According to Vauxhall, the engines equipped on the Astra are powerful but efficient. What this means is that while the engines are able to deliver excellent power, they remain to have low CO2 emissions. Overall, there are 8 engines offered for the new Astra with outputs ranging from a low of 87 PS and all the way to 180 PS. However, when compared to the previous Astra range, the efficiency is better in the new versions and proof is that the emissions have been lowered by 13.3%.
With diesel engines projected to comprise around half of Astra sales, the range will include the base model of the 1.7-liter engine capable of 110 PS and up to the 2.0-liter engine that can deliver 160 PS. When paired to a manual transmission, these same engines reveal emissions not exceeding 129 g/km. On the inside, the flowing forms mirror that of the bodywork.

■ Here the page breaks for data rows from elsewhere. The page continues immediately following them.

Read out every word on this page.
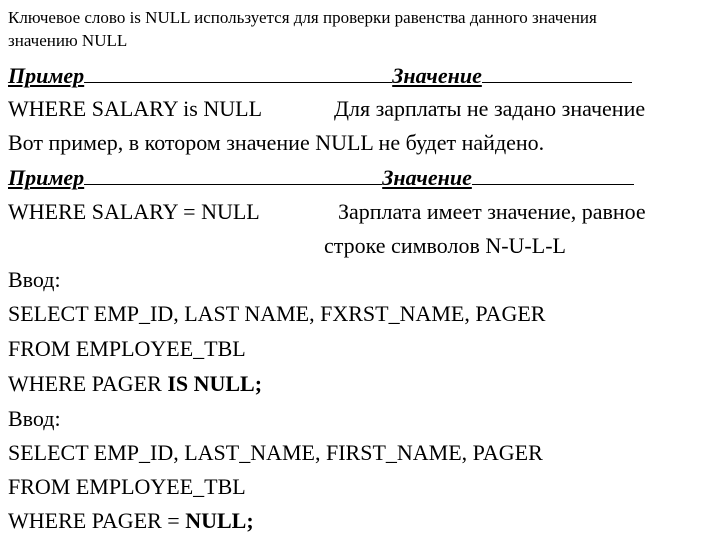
Ключевое слово is NULL используется для проверки равенства данного значения
значению NULL
Пример	Значение
WHERE SALARY is NULL	Для зарплаты не задано значение
Вот пример, в котором значение NULL не будет найдено.
Пример	Значение
WHERE SALARY = NULL	Зарплата имеет значение, равное
строке символов N-U-L-L
Ввод:
SELECT EMP_ID, LAST NAME, FXRST_NAME, PAGER
FROM EMPLOYEE_TBL
WHERE PAGER IS NULL;
Ввод:
SELECT EMP_ID, LAST_NAME, FIRST_NAME, PAGER
FROM EMPLOYEE_TBL
WHERE PAGER = NULL;
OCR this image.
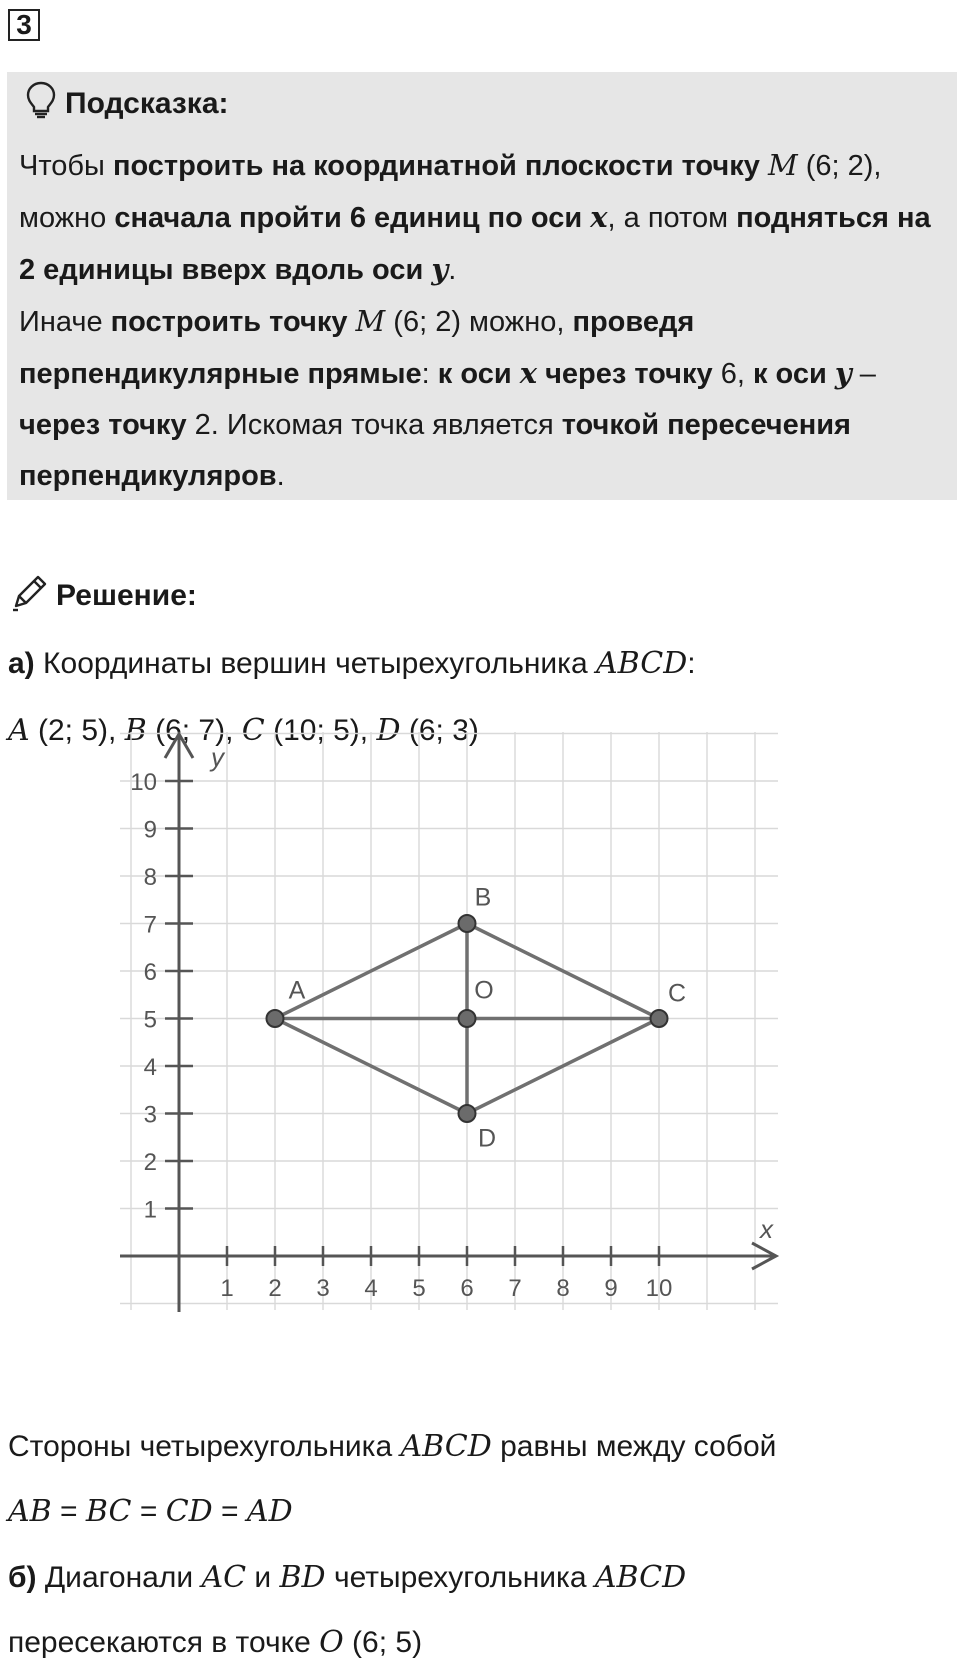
3
Подсказка:
Чтобы построить на координатной плоскости точку M (6; 2), можно сначала пройти 6 единиц по оси x, а потом подняться на 2 единицы вверх вдоль оси y.
Иначе построить точку M (6; 2) можно, проведя перпендикулярные прямые: к оси x через точку 6, к оси y – через точку 2. Искомая точка является точкой пересечения перпендикуляров.
Решение:
а) Координаты вершин четырехугольника ABCD:
A (2; 5), B (6; 7), C (10; 5), D (6; 3)
x
y
1 2 3 4 5 6 7 8 9 10
1
2
3
4
5
6
7
8
9
10
A
B
C
D
O
Стороны четырехугольника ABCD равны между собой
AB = BC = CD = AD
б) Диагонали AC и BD четырехугольника ABCD
пересекаются в точке O (6; 5)
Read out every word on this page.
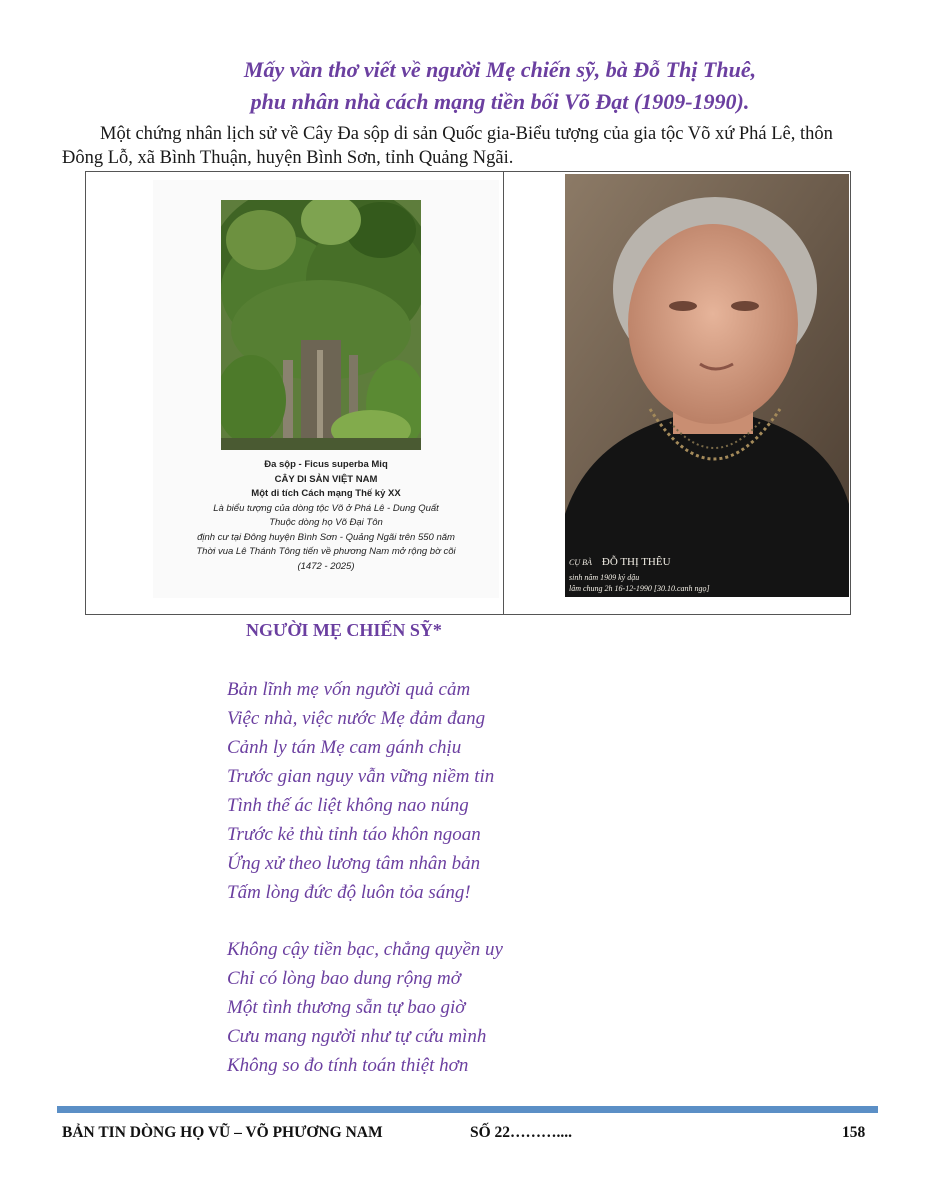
Mấy vần thơ viết về người Mẹ chiến sỹ, bà Đỗ Thị Thuê,
phu nhân nhà cách mạng tiền bối Võ Đạt (1909-1990).
Một chứng nhân lịch sử về Cây Đa sộp di sản Quốc gia-Biểu tượng của gia tộc Võ xứ Phá Lê, thôn Đông Lỗ, xã Bình Thuận, huyện Bình Sơn, tỉnh Quảng Ngãi.
Đa sộp - Ficus superba Miq
CÂY DI SẢN VIỆT NAM
Một di tích Cách mạng Thế kỷ XX
Là biểu tượng của dòng tộc Võ ở Phá Lê - Dung Quất
Thuộc dòng họ Võ Đại Tôn
định cư tại Đông huyện Bình Sơn - Quảng Ngãi trên 550 năm
Thời vua Lê Thánh Tông tiến về phương Nam mở rộng bờ cõi
(1472 - 2025)	CỤ BÀ ĐỖ THỊ THÊU
sinh năm 1909 kỷ dậu
lâm chung 2h 16-12-1990 [30.10.canh ngọ]
NGƯỜI MẸ CHIẾN SỸ*
Bản lĩnh mẹ vốn người quả cảm
Việc nhà, việc nước Mẹ đảm đang
Cảnh ly tán Mẹ cam gánh chịu
Trước gian nguy vẫn vững niềm tin
Tình thế ác liệt không nao núng
Trước kẻ thù tỉnh táo khôn ngoan
Ứng xử theo lương tâm nhân bản
Tấm lòng đức độ luôn tỏa sáng!
Không cậy tiền bạc, chẳng quyền uy
Chỉ có lòng bao dung rộng mở
Một tình thương sẵn tự bao giờ
Cưu mang người như tự cứu mình
Không so đo tính toán thiệt hơn
BẢN TIN DÒNG HỌ VŨ – VÕ PHƯƠNG NAM	SỐ 22………....	158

This particular theme signifies an important change as it relates to the quality and the premium design of models in the compact class. The interior utilizes that recurring wing and blade theme first seen with the Insignia. Under the new generation though, this has been done in an advanced and fresh manner. By making sure there is ambient lighting, it results in the cabin having a better feel when it comes to quality.
A good example is the lighting points that frame the gearshift surround. There are also lights on the region on top of the center console and inside the recesses of the door handle. These features though will depend mainly on the trim level. A feature in the Astra that is truly unmatched in its segment is the wide array of interesting cabin storage solutions. In fact, some of them have already been patented.
Another reason why the cabin of the Astra is one of the best is that it does not focus simply on the size of the compartment. There are a number of bespoke storage areas, all of which have been designed to store around 20 common items drivers and occupants often bring to their car like a 1.5-liter drinking bottle or even an MP3 player.